# Data Pre-Processing

Import essential packages

In [1]:
import os
import numpy as np
import pandas as pd
import matplotlib.pyplot as plt
import seaborn as sns

Read in `Results.csv`

In [2]:
df = pd.read_csv("./data/Results.csv", sep=";", decimal=",") # Separator is semi-colon and decimal point is comma

Convert the `time` field to `Pandas DateTime`

In [3]:
df.time      = pd.to_datetime(df.time)   # Convert datefield to datetime
df           = df.sort_values(by='time') # Sort values on the time column
df           = df.dropna()               # Remove NaNs (there's only one)

Separate the dataframe into device-unique instances (i.e. on sensor)

In [4]:
devices      = sorted(df.tag.unique())           # Create a list of sorted device tags, there are 4 sensors
device_names = [name[15:22] for name in devices] # Make a list of device unique names, i.e. 0001_PI, 0002_PI, ...
grouped      = df.groupby(df.tag)                # Create a groupby generator on the .tag column (sensor names)
dfs          = {}                                # Empty dictionary to hold device-unique dataframes

# For every unique device
for i, device in enumerate(devices):   
    # Add device unique group to dictionary. The key is device unique, i.e. 0001_PI, 0002_PI, ...
    dfs["{}".format(device_names[i])] = grouped.get_group(device).copy()

This should be fine, but I'm not all too fond of this stacked format we have where the `average`, `minimum` and `maximum` values are in seperate rows.<br> 
I'll now *unstack* the dataframe so that these appear in different columns, by using `.pivot()`.

In [5]:
for key, dataframe in dfs.items():
    dfs[key] = dataframe.pivot(index="time", columns="mode", values=['value','quality']).copy()

The multi-index column names are a bit awkward, e.g. `maximum:PT10M` etc.<br>
I'll create a cleaner version and apply to all of them

In [8]:
# Create a list of easily interpretable tuples
new_columns = [('value','avg'),
               ('value','max'),
               ('value','min'),
               ('quality','q_avg'),
               ('quality','q_max'),
               ('quality','q_min')]

# And generate a multi-index out of it
column_idx  = pd.MultiIndex.from_tuples(new_columns)

# Apply it to all the device-unique dataframes in the dictionary
for key, dataframe in dfs.items():
    dataframe.columns = column_idx
    dataframe.columns = dataframe.columns.droplevel()

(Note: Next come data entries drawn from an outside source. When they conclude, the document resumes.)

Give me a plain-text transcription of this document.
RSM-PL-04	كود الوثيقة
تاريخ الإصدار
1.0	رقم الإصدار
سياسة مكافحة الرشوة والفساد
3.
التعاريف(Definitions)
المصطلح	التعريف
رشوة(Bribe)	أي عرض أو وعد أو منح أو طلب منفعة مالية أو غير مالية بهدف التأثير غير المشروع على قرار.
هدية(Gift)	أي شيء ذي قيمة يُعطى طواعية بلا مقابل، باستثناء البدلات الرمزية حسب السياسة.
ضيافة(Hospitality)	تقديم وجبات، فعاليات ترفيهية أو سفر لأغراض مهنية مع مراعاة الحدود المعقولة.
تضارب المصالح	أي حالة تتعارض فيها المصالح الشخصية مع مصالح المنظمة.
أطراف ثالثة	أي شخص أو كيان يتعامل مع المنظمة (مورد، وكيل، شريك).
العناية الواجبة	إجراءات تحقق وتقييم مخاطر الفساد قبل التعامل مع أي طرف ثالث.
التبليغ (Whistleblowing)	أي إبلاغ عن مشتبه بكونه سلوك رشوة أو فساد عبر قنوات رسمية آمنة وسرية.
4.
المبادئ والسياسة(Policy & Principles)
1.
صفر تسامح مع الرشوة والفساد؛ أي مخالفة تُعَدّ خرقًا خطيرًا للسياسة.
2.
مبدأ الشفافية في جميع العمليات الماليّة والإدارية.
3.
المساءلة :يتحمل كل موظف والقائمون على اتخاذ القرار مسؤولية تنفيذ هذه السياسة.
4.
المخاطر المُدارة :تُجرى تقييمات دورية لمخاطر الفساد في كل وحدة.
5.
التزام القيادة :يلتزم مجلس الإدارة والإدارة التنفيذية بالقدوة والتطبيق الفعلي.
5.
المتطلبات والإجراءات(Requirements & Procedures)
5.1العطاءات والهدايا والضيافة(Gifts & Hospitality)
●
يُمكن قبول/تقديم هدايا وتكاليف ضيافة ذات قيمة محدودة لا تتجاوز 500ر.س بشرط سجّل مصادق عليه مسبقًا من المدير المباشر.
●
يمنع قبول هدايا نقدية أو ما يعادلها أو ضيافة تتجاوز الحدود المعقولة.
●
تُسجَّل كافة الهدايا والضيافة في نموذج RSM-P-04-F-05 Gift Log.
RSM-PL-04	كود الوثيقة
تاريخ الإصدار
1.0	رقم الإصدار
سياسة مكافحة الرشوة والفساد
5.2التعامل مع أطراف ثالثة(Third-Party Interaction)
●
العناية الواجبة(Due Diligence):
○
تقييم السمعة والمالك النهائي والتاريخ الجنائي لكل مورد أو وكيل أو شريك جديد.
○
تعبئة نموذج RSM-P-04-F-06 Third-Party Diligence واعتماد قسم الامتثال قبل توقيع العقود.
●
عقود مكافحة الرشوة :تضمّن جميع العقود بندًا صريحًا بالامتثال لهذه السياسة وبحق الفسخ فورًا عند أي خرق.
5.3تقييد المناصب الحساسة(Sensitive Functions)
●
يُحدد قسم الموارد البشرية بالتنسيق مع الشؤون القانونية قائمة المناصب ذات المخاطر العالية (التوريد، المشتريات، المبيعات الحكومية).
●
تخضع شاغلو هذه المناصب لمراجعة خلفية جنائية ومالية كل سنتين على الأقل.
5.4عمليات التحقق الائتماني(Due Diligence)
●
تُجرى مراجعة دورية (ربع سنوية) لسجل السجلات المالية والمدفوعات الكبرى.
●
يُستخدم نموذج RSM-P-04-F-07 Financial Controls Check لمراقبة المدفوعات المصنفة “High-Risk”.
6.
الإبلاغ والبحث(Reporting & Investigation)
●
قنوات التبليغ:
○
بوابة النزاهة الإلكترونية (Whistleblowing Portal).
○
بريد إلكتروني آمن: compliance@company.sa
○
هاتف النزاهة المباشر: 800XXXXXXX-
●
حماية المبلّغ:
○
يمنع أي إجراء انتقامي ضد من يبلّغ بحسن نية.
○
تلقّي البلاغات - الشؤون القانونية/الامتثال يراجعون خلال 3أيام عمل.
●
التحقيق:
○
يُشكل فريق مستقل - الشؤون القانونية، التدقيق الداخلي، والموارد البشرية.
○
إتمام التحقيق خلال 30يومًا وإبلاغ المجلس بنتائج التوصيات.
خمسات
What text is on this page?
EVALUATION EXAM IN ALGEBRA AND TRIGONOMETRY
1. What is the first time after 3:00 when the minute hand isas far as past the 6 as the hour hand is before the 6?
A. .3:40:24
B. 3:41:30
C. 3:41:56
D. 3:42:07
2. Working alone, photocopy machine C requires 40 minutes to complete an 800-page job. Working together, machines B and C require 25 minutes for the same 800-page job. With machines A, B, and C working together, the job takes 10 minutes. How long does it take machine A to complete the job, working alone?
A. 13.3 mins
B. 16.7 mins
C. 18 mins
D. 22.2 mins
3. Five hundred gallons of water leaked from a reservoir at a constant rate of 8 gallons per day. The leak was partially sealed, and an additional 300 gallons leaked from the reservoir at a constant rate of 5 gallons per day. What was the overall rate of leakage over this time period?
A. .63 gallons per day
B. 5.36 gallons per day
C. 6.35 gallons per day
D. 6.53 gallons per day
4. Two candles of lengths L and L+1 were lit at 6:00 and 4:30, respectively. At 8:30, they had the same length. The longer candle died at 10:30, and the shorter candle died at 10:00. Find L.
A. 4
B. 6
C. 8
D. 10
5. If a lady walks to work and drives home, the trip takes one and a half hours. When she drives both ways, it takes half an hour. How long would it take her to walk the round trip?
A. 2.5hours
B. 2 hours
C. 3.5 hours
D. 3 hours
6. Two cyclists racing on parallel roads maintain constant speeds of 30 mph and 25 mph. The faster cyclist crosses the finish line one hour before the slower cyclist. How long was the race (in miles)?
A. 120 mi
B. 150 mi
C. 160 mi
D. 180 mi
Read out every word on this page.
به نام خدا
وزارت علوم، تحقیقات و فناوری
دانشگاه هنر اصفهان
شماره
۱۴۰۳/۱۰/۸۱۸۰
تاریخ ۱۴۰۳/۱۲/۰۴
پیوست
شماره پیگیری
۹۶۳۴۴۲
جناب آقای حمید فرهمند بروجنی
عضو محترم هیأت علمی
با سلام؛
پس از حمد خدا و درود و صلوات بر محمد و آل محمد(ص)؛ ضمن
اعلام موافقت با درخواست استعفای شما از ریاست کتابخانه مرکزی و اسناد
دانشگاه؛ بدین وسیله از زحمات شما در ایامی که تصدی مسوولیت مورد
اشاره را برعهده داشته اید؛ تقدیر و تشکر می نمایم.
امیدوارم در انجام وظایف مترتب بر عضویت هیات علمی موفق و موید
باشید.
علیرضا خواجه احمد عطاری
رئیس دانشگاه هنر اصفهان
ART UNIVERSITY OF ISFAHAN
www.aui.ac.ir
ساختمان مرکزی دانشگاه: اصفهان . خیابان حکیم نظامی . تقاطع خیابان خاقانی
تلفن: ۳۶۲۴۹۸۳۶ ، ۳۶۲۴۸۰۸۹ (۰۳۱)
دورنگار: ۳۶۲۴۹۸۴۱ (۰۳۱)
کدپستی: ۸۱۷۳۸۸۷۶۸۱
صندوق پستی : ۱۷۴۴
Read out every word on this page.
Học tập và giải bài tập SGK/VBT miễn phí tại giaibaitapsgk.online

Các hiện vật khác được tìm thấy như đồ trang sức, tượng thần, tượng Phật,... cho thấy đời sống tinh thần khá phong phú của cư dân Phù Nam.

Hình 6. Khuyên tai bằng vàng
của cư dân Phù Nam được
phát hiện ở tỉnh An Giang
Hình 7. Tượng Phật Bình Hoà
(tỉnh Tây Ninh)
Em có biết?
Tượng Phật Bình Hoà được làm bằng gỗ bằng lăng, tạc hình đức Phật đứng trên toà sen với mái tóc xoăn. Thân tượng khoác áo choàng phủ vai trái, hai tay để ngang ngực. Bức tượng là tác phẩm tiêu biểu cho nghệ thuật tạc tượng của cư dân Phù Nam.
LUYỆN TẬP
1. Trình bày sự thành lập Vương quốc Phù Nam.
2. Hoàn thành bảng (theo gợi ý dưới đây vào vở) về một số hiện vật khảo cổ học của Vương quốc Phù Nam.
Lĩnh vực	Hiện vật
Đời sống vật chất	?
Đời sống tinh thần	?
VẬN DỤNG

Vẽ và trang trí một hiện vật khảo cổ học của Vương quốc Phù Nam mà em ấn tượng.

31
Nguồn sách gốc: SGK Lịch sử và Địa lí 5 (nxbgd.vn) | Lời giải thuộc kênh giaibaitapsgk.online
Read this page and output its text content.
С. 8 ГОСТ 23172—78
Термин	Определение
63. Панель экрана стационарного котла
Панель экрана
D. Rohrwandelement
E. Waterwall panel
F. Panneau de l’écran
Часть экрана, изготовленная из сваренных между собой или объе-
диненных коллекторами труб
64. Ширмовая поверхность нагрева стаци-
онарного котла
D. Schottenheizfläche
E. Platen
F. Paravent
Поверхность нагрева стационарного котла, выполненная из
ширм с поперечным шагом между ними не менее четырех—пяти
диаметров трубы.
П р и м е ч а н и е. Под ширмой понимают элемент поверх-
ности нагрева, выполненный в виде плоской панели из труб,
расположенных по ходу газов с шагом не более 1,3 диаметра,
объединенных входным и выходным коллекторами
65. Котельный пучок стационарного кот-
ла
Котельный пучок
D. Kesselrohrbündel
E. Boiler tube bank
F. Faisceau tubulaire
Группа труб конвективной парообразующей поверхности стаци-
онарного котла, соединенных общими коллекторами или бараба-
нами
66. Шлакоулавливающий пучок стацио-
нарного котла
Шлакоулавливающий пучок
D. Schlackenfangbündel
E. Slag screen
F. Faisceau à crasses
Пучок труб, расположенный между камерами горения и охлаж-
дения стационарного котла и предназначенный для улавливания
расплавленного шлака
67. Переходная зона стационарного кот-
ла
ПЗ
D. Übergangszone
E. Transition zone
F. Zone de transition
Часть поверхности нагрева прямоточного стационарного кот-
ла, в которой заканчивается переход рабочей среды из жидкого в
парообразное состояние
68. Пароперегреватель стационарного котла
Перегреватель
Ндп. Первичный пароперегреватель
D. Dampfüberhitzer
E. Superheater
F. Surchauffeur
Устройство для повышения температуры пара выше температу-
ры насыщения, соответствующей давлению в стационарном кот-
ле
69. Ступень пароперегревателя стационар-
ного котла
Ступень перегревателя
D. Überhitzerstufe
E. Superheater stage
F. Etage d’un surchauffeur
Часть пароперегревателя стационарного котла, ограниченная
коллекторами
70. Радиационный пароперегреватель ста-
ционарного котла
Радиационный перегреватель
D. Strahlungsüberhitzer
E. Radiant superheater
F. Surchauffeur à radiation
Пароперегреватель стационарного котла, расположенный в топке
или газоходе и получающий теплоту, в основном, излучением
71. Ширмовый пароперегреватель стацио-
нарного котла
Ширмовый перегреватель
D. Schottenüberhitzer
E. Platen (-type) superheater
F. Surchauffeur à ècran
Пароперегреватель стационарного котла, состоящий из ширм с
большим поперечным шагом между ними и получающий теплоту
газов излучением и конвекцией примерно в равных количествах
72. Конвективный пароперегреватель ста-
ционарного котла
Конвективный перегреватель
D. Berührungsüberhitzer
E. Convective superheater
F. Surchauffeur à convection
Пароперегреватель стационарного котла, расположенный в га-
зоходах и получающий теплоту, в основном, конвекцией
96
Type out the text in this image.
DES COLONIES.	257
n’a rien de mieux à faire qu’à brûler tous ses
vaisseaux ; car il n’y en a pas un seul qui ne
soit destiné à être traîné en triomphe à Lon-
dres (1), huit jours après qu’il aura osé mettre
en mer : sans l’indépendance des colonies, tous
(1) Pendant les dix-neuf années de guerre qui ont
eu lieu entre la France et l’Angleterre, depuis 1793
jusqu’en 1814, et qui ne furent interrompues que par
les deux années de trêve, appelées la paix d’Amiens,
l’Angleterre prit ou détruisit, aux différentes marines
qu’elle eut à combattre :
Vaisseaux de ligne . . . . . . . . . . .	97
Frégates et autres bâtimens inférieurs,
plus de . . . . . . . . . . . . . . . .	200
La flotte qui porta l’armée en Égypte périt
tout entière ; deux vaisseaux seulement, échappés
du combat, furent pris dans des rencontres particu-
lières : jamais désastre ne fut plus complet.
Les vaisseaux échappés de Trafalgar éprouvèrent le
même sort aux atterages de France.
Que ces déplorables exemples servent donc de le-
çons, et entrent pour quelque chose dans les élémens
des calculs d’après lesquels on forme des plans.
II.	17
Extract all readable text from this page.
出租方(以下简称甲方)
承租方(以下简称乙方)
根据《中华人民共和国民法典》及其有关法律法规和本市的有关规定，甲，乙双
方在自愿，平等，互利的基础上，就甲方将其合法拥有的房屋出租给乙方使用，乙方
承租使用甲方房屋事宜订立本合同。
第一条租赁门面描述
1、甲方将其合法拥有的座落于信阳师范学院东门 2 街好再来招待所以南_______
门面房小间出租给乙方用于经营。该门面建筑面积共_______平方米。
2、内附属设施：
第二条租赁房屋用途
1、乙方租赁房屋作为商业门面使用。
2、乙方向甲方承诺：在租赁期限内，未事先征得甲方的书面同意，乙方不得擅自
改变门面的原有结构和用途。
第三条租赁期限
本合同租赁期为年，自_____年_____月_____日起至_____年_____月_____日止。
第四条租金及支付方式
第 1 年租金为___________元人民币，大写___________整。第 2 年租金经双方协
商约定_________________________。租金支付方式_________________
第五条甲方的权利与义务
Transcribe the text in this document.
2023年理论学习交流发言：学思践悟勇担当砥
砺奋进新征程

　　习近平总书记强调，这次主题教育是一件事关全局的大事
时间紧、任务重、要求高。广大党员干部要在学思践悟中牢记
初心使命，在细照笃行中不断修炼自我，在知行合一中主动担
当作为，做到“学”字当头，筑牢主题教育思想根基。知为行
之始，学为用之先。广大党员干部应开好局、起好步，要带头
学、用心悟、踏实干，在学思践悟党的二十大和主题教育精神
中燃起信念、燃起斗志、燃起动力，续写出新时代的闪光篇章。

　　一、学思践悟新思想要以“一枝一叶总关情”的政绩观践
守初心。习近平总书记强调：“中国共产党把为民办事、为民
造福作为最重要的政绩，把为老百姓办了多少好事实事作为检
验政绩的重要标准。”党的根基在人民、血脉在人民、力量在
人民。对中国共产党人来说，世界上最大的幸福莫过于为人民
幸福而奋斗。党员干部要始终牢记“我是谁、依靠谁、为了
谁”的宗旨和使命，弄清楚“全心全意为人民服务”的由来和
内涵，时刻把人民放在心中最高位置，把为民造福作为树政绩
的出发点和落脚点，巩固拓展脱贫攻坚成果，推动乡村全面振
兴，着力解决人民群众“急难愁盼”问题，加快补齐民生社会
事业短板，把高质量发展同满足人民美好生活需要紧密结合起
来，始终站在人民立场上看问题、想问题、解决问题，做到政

Now, I want to check if all the `quality` values of the frames are the same, if so, then some columns are redundant

In [10]:
dfs['0001_PI'].q_min.equals(dfs['0001_PI'].q_avg)

False

Hmm, unfortunately it seems **not**. <br>
Let's check where this mismatch is happening.

In [37]:
# Find the index numbers where the quality of the average value is not equal to the quality of the minimum one
mismatches = np.where(dfs['0001_PI'].q_min != dfs['0001_PI'].q_avg)[0]

# Display the row values where this is happening
dfs['0001_PI'].iloc[mismatches[0]]

avg         NaN
max        5.68
min        5.32
q_avg       NaN
q_max    100.00
q_min    100.00
Name: 2020-03-21 17:01:40, dtype: float64

Okay, strangely enough, there seem to be `NaNs` present in the average columns which are not reflected in the `max` and `min` ones.<br>
Maybe we need a clarification if there is some minimum number of measurements required to generate an average measurement.